The former maker of expensive printer ink, HPE, is doing rather well on the back of its shiny new hybrid services cunning plan which is channel dependent.
With its PointnextHPE services business, the vendor has stated an ambition to make it an area that delivers revenue through the channel.
The plan, which emerged in March last year, was to give the channel the services support that they can scale to meet customer needs, with a large amount of flexibility built into the offering.
Pointnext was supposed to give users the support needed to accelerate their digital transformation. It rolled out Greenlake Flex Capacity, which was designed to make life easier for partners with pre-packaged options that would speed up quote times.

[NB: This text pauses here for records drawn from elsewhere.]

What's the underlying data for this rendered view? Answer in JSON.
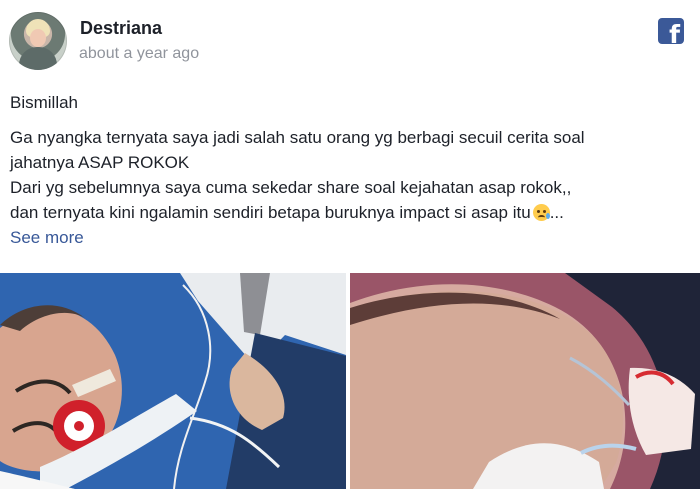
{
  "post": {
    "author": "Destriana",
    "timestamp": "about a year ago",
    "platform_icon": "facebook-icon",
    "text_line_1": "Bismillah",
    "text_line_2": "Ga nyangka ternyata saya jadi salah satu orang yg berbagi secuil cerita soal",
    "text_line_3": "jahatnya ASAP ROKOK",
    "text_line_4": "Dari yg sebelumnya saya cuma sekedar share soal kejahatan asap rokok,,",
    "text_line_5": "dan ternyata kini ngalamin sendiri betapa buruknya impact si asap itu",
    "ellipsis": "...",
    "see_more": "See more",
    "emoji_name": "sad-face-emoji"
  },
  "colors": {
    "facebook_blue": "#3b5998",
    "link": "#385898",
    "timestamp": "#90949c"
  }
}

HPE also made a couple of acquisitions, with RedPixie this April and Cloud Technology Partners last September, to add more support for those customers looking at moving to the cloud.
During the outfit’s third-quarter announcement CEO Antonio Neri said that Pointext delivered a per cent decline in revenue year-on-year, although orders grew by four per cent.
“We continue to strengthen our HPE Pointnext services business, and we see significant opportunity as we execute our services-led go-to-market strategy”, he said.
The firm is looking to put the focus of the services business on the most profitable areas and in that space, revenue increased by one percent in Q3 and orders improved by eight per cent.
“This growth is largely due to the strong improvement of services intensity as we shift our focus in more value-added offerings, high-growth in HPE GreenLake and some larger deals. Advisory and professional services revenue was down 10 per cent, largely due to our intentional exit of more than 40 companies as part of our HPE Next plan,” said Neri.
He signalled that the current focus was on hybrid cloud solutions and it had been investing in that area.
“Overall, our Hybrid IT portfolio of products and services is stronger than it has ever been, and continues to help our customers manage and simplify their IT in a hybrid world,” he said.
HPE reported a fairly flat quarter revenue wise with Q3 turnover up just a per cent year-on-year to $7.8 billion. The vendor also continues to deliver on Meg Whitman’s last big plan before she stepped down, the Next initiative, which is right-sizing the business for the future.